Hi, my name is seth and i recently found this forum and after checking it out a few times ( everytime i log on  ) so i decided to join. I've kept the local mantids for a while. about 3 years. i thought they were chinese mantids but now i'm not so certain and think they may be carolina mantids. i never really thought that other people did this and so thinking i was just wierd i never looked around to fnd other people interested in them too. haha... Currently i have a male and a female who is looking very pregnant. both were wild caught. the male i found when he was pretty small he's molted 4 times since i found him. the last molt being to adult. the female was already an adult and i'm assuming anywhere from a couple days older to a few weeks older than the male. i plan on breeding them after she lays at least one ooth. i've read that i should assume she's been fertilized since she was wild caught. after that i want to move on to another possibly more interesting species. i'll be visiting this forum rather often now that i've found it. if anyone has any advice they think i might want to know particularly about their favorite species of mantids and their difficulty of keeping, i really appreciate advice and help.

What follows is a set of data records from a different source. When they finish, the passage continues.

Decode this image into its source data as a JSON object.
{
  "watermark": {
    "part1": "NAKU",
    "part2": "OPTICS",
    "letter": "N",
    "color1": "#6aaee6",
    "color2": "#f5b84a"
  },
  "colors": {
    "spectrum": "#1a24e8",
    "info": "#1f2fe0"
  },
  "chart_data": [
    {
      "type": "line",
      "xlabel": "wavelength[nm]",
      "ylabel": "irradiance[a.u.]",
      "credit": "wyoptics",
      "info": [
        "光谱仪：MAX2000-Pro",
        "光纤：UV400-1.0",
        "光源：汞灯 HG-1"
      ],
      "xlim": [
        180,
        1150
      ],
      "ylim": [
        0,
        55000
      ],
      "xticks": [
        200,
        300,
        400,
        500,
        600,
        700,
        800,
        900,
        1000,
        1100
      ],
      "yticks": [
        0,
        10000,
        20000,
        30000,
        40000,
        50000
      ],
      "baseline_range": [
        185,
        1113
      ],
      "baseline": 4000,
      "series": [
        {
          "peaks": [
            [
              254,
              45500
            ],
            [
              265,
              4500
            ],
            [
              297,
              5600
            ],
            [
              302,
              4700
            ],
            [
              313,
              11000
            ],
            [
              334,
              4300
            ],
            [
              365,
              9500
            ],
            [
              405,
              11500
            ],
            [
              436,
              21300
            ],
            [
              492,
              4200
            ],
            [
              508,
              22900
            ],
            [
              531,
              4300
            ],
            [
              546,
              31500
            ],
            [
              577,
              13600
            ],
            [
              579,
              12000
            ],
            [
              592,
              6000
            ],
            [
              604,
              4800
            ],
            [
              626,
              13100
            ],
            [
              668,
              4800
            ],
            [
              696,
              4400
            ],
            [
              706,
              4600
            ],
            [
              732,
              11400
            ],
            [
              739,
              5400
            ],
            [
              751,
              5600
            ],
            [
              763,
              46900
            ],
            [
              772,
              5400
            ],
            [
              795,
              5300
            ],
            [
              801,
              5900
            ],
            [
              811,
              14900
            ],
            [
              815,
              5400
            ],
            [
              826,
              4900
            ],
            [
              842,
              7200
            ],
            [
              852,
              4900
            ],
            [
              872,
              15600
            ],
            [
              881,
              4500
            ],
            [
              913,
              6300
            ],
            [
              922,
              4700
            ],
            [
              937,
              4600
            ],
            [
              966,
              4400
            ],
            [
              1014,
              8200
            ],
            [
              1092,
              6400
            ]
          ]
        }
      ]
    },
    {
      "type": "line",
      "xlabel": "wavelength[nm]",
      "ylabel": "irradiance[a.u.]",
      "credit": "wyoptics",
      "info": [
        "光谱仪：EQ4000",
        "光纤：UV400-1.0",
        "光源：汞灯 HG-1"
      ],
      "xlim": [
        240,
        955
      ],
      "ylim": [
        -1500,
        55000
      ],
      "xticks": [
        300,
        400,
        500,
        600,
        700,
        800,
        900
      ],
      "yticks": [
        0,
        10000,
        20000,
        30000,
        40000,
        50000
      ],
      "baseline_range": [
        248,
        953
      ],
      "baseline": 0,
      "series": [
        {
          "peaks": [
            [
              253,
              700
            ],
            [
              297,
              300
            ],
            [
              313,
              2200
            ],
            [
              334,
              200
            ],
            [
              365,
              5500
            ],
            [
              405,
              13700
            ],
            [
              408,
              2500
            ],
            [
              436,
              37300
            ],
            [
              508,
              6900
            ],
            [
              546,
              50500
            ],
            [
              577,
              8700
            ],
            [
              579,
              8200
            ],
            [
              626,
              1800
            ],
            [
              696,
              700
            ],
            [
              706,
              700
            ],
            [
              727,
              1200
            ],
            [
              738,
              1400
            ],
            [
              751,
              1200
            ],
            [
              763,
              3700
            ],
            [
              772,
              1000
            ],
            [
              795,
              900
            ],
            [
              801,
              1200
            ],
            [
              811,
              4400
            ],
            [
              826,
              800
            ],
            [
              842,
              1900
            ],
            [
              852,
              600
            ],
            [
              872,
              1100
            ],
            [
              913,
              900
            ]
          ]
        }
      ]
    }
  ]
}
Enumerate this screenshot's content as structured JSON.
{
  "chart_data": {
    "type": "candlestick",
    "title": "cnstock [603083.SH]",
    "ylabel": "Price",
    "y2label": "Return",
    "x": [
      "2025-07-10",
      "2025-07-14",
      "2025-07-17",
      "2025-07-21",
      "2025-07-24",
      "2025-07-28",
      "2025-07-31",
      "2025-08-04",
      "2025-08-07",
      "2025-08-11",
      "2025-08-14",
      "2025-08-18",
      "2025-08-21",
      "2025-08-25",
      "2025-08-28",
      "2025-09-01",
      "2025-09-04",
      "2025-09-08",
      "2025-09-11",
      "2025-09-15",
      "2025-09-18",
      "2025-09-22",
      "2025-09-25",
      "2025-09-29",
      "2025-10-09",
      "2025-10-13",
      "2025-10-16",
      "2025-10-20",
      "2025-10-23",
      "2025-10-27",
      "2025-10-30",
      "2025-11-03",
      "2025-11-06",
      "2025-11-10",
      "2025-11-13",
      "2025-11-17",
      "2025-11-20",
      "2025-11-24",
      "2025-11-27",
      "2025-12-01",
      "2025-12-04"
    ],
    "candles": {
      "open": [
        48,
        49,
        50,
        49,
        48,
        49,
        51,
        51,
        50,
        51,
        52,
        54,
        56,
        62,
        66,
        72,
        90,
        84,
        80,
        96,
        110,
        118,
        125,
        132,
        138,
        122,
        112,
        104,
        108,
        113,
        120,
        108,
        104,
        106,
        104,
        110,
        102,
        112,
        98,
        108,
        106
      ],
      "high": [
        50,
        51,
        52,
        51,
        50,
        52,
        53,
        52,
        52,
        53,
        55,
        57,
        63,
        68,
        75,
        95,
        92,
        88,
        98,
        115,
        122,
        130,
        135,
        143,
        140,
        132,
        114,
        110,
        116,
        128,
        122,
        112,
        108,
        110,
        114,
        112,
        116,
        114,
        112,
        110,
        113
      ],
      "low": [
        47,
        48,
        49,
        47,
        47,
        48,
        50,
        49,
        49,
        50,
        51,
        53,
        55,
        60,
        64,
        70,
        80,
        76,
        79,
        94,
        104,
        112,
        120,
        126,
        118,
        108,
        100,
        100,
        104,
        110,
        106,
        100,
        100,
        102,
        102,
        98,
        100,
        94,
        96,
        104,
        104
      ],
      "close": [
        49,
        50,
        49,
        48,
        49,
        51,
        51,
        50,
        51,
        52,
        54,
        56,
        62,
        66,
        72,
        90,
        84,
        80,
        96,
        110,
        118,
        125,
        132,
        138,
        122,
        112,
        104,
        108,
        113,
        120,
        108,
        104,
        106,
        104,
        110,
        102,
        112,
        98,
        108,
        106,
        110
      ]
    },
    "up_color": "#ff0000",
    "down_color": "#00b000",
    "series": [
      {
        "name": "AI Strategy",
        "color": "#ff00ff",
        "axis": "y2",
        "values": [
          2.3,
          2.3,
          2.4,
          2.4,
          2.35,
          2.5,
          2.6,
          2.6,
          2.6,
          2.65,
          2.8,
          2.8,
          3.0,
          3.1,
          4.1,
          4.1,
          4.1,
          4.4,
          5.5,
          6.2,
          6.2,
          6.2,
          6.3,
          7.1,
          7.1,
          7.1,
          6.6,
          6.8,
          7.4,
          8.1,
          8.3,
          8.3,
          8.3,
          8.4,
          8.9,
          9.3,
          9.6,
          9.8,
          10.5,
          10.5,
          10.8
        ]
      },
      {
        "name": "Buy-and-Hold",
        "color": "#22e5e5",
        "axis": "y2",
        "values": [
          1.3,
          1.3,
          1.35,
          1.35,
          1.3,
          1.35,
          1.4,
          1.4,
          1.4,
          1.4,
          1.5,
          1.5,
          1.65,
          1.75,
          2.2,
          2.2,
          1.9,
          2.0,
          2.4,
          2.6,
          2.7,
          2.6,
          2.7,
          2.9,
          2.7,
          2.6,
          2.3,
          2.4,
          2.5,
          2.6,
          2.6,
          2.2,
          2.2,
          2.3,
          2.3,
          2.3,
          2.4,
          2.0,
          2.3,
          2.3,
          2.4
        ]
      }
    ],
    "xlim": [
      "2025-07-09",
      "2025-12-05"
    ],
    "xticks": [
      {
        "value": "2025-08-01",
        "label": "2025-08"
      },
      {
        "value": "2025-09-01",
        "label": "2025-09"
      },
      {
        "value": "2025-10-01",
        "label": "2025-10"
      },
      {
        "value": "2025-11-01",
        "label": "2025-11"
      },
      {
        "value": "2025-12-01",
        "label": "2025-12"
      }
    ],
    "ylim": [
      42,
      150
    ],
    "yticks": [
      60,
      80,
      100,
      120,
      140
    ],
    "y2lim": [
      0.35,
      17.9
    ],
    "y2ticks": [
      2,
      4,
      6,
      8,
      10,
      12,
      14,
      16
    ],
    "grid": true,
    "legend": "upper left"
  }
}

I know the locals are not very difficult to care for at all. thanks and you'll be hearing from me frequently im certain... BTW, im 17 and i'm a part time blacksmith. i got sort of caught up talking about the mantids and forgot to really introduce myself.


----------



## hibiscusmile (Sep 26, 2008)

:lol: Hi MantidKing, welcome to the Mantis forum, From Litchfield, Ohio, about an hour away!


----------



## Rick (Sep 26, 2008)

Welcome.


----------



## OGIGA (Oct 27, 2008)

Welcome, Seth!


----------